Java (5+ years experience): The vast majority of our data-ingestion and normalization microservices are written in Java
Node.JS (2+ years experience): Our public-facing API is written in nodeJS
Express.js or a similar API framework such as Hapi, Koa, or Restify: Used by our public-facing API
Elasticsearch: We use Elasticsearch as the primary datastore for all of our normalized web data, with each cluster containing anywhere between 100 million to 3 billion records
MongoDB: Used as our primary user database
MySQL: Used by our microservices as their primary database
Redis: Used to maintain global state within our distributed system
RabbitMQ: Used as our primary message bus
AWS and Docker: All of our microservices are containerized via Docker and deployed to AWS

This role will also require a deep understanding of the following concepts or skills:

Thorough understanding of distributed systems and how to make them reliable, scalable and maintainable
Experience with large high-volume ETL pipelines
Experience with setting up and optimizing high-volume data-stream pipelines
Extensive experience maintaining and tuning Elasticsearch
Deep understanding of the design, implementation, and consumption of REST APIs
Excellent verbal and written communication skills
Strong analytical, problem solving, debugging and troubleshooting skills

Additional skills that will be considered a plus but are not required:

StatsD / Graphite / Graphana

Compensation and benefits for this role include:

$160K -$180K annual base salary
Equity in a company that is doubling its revenue every year
Comprehensive health insurance (medical, dental, vision, life)
Unlimited PTO, but 15 days MINIMUM required, preferably more.
7 federal holidays + 4 quarterly company-wide holidays

Additional benefits include:

Highly flexible work-life balance: If working in Austin, we ask you work from the office at least twice a week (for team bonding!), and you are free to work from home at your own schedule otherwise.
High degree of job autonomy: Team members are encouraged to experiment with their own implementations, propose ideas for company needs, and explore new solutions.
Career development: Executive leaders work with team members to align personal goals with company goals.
A supportive team environment: Team culture is focused on providing a supportive and positive environment for everyone.

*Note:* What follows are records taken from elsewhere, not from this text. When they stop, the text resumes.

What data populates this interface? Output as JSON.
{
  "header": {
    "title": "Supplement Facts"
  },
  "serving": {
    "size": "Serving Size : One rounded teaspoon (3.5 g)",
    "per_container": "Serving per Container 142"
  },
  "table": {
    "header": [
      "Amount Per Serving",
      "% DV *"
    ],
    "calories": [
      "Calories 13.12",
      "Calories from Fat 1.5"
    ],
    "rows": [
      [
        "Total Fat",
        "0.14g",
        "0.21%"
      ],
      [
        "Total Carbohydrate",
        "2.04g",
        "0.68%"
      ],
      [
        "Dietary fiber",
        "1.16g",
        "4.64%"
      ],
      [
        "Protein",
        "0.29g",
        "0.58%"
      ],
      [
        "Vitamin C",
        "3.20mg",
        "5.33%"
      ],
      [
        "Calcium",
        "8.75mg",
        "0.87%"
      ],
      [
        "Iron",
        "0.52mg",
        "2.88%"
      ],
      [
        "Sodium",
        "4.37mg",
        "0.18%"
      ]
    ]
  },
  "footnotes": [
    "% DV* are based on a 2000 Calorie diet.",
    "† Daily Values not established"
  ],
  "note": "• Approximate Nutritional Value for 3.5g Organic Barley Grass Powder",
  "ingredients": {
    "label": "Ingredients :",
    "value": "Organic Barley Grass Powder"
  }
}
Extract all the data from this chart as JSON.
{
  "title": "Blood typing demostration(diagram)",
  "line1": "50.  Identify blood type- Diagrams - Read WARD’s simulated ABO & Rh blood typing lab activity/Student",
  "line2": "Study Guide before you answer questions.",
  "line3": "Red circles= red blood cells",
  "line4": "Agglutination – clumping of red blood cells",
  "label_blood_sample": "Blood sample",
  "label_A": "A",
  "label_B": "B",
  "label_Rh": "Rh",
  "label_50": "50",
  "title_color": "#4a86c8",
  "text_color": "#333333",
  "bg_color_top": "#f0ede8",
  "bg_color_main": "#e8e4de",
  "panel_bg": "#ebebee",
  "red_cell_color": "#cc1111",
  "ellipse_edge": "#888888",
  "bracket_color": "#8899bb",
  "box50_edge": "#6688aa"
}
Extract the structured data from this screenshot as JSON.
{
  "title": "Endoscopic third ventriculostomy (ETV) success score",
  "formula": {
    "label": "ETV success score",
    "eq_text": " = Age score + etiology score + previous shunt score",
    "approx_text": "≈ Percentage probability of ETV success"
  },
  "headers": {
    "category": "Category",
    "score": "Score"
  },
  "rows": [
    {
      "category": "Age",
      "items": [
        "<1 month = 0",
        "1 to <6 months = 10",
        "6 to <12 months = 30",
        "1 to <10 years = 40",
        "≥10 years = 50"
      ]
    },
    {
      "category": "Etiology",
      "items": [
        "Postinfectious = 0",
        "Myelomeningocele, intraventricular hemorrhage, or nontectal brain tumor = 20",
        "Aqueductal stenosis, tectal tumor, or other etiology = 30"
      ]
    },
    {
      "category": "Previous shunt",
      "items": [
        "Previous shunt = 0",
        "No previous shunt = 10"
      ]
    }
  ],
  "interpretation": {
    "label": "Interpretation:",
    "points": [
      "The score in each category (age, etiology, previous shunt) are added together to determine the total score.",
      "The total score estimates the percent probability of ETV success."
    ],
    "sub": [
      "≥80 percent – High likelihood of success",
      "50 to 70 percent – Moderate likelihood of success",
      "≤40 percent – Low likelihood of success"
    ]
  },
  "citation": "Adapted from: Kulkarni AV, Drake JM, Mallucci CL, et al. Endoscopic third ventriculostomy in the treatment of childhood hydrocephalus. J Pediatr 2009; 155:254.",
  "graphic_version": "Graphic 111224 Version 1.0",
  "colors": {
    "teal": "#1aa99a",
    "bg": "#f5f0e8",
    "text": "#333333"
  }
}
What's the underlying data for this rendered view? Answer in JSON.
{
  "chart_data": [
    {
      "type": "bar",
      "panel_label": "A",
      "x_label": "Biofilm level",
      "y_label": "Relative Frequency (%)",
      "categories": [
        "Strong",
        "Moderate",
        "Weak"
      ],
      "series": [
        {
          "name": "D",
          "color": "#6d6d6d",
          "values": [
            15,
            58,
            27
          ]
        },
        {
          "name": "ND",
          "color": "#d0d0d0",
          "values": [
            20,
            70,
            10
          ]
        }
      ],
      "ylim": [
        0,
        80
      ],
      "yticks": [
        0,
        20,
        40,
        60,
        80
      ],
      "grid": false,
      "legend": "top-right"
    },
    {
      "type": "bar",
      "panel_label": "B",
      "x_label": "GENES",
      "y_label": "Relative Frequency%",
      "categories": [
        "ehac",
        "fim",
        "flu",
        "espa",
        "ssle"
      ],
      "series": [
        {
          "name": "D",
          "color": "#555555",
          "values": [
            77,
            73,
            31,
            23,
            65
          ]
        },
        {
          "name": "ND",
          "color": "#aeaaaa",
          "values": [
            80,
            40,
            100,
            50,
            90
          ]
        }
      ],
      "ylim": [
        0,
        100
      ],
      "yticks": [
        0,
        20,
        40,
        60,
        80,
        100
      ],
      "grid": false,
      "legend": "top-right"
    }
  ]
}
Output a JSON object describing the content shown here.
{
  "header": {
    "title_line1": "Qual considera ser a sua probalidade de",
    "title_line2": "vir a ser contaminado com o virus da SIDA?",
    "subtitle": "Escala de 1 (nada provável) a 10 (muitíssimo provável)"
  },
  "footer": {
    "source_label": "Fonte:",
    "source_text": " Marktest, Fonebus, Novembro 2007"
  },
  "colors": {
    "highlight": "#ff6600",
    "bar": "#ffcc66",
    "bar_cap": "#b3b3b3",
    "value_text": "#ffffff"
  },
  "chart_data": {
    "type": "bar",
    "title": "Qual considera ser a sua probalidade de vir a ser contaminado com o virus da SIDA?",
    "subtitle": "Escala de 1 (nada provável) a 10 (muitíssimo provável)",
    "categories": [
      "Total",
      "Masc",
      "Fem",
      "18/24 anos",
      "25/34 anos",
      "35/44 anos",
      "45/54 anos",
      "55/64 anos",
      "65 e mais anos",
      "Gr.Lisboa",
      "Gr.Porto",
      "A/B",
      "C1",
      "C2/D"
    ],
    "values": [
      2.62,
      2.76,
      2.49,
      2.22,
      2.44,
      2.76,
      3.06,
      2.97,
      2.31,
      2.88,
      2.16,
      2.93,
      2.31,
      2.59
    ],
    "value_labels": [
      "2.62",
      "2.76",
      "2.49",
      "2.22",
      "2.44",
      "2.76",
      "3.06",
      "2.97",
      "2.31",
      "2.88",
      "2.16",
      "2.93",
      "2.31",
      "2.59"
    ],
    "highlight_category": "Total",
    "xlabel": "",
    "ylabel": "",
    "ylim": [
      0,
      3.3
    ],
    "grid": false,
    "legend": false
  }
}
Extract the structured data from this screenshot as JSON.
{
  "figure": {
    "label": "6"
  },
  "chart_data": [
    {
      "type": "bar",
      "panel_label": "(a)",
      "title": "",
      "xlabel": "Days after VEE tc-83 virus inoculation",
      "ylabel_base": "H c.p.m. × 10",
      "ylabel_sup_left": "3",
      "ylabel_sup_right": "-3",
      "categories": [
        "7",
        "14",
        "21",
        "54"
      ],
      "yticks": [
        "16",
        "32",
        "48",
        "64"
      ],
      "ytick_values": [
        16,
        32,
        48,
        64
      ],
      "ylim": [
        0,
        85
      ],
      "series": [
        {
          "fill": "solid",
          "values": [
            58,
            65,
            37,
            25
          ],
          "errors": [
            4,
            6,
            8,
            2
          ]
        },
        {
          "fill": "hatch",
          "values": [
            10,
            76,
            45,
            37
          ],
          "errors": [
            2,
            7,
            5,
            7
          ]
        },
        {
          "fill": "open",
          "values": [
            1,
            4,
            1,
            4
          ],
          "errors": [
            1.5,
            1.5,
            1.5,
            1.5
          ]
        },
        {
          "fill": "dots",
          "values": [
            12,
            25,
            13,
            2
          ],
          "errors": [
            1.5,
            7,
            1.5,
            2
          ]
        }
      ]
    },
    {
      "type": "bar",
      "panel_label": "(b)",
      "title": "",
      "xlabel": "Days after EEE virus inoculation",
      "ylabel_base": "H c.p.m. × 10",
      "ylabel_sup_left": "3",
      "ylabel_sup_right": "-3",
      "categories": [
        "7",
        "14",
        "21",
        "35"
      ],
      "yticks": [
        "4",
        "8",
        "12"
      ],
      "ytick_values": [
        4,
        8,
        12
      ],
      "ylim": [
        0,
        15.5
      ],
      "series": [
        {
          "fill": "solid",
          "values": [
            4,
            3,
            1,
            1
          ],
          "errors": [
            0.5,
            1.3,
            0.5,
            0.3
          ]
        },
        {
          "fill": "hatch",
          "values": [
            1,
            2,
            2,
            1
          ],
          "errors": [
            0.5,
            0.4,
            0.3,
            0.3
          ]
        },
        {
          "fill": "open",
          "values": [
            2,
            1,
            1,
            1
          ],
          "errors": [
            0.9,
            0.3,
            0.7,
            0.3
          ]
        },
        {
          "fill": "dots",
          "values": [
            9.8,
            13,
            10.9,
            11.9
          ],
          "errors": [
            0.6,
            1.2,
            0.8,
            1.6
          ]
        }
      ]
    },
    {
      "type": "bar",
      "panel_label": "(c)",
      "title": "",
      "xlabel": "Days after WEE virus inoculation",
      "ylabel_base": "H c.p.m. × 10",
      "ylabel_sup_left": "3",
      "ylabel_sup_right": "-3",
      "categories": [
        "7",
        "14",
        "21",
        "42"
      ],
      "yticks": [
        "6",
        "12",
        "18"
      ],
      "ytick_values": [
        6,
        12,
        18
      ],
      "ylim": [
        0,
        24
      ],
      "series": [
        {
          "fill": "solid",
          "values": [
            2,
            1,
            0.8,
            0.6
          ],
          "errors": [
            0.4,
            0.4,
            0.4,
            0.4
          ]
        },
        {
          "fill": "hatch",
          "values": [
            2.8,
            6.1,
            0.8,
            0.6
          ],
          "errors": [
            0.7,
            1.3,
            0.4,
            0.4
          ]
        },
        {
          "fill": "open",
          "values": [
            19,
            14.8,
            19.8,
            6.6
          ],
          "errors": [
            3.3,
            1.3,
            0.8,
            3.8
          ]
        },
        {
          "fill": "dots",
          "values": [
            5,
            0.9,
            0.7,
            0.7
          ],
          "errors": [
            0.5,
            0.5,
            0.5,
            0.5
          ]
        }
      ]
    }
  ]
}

NOTE: We prefer to hire someone who can work from our Austin office, but are open to hiring remote for someone who is a great fit for the role.

Job Type: Full-time

Pay: $160,000.00 - $180,000.00 per year

COVID-19 considerations:

Our office is open again. We are allowing fully vaccinated employees to work from the office without wearing masks. Anyone who is not yet fully vaccinated is asked to continue working from home.